After Years of Horrible Treatment in Prison, Chelsea Manning Will Soon Be Free

Abigail Edward holds up a sign advocating the release of Chelsea Manning along the Pride parade route in San Francisco on June 26, 2016.

Josh Edelson/AFP/Getty Images

When it comes to Chelsea Manning, the former Army intelligence analyst who was sentenced to prison after leaking a trove of classified government data to WikiLeaks in 2010, the question of whether her actions made her a patriot or a traitor is one reasonable people can debate. That debate will undoubtedly continue after the announcement on Tuesday that President Barack Obama had commuted Manning’s 35-year sentence—an unprecedented long sentence for a crime that usually receives terms of one to three years. (Manning will go free on May 17.) What’s indisputable, however, is the unconscionable nature of Manning’s treatment as a transgender woman during her incarceration.

Chase Strangio, Manning’s American Civil Liberties Union attorney, referenced the trauma Manning has experienced in a press release praising the decision. “Since she was first taken into custody, Chelsea has been subjected to long stretches of solitary confinement—including for attempting suicide—and has been denied access to medically necessary health care,” he said. “This move could quite literally save Chelsea’s life.” Prominent transgender writers and advocates agreed.

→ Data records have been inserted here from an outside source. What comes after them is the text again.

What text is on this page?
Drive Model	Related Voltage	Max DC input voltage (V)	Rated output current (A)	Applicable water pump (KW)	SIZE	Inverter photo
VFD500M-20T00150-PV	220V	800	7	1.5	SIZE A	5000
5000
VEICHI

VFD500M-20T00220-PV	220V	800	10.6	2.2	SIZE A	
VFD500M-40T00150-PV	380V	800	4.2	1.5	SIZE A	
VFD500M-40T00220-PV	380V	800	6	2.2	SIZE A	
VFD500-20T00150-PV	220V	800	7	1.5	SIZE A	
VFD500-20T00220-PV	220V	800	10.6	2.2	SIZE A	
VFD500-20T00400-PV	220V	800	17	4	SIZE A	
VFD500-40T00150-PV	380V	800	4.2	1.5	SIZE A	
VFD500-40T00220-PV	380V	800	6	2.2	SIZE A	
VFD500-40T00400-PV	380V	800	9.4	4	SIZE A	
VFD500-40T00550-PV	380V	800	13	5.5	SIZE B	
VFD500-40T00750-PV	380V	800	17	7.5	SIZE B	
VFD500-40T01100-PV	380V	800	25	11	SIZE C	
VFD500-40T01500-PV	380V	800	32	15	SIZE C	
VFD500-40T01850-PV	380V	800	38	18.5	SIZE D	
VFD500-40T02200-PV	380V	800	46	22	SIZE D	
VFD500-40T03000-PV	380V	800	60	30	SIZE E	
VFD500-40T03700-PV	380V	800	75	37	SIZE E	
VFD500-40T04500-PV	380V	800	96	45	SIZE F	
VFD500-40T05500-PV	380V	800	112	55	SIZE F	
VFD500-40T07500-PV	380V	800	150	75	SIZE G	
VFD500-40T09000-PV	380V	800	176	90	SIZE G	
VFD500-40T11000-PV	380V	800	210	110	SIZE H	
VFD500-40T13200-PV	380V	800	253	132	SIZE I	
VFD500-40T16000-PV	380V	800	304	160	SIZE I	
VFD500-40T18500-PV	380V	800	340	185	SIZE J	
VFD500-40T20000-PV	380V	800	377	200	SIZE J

The ACLU represented Manning in suing the Department of Defense in 2014 over the agency’s refusal to treat Manning’s gender dysphoria. Though doctors diagnosed Manning with the condition—which is typically treated with a combination of social gender transition (clothes, pronouns, etc.), hormone replacement therapy, psychotherapy, and, depending on the patient’s personal preference, gender confirmation surgeries—the Army has resisted providing even the most basic of these medically necessary treatments for years. Manning has consistently been forced to maintain male hair-grooming standards (though light makeup and female undergarments are allowed), and she was only granted access to hormones in the spring of 2015. Her request for surgery was granted in September of last year, but only after a five-day hunger strike, and no procedure has yet taken place.

After Donald Trump—who has called accommodations for transgender members of the military “politically correct”—won the election, it became clear that Obama’s power to commute and pardon in the last days of his presidency might be Manning’s only hope. Strangio put it bluntly in a Jan. 11 blog post calling for the commutation: “Her trauma is escalating; her life is in danger. President Obama is likely the only person who can save her.” The ACLU and more than a dozen other LGBTQ advocacy groups communicated that grim reality to the president in a December 2016 petition, which garnered more than 100,000 signatures.

Clearly, Obama heard the plea. In a few months, Manning will return to a world in which freedoms for queer and trans folks have improved considerably since her confinement began. Let’s hope that those improvements remain in place to greet her in May, and, despite the politics of the incoming administration, continue to grow in the future.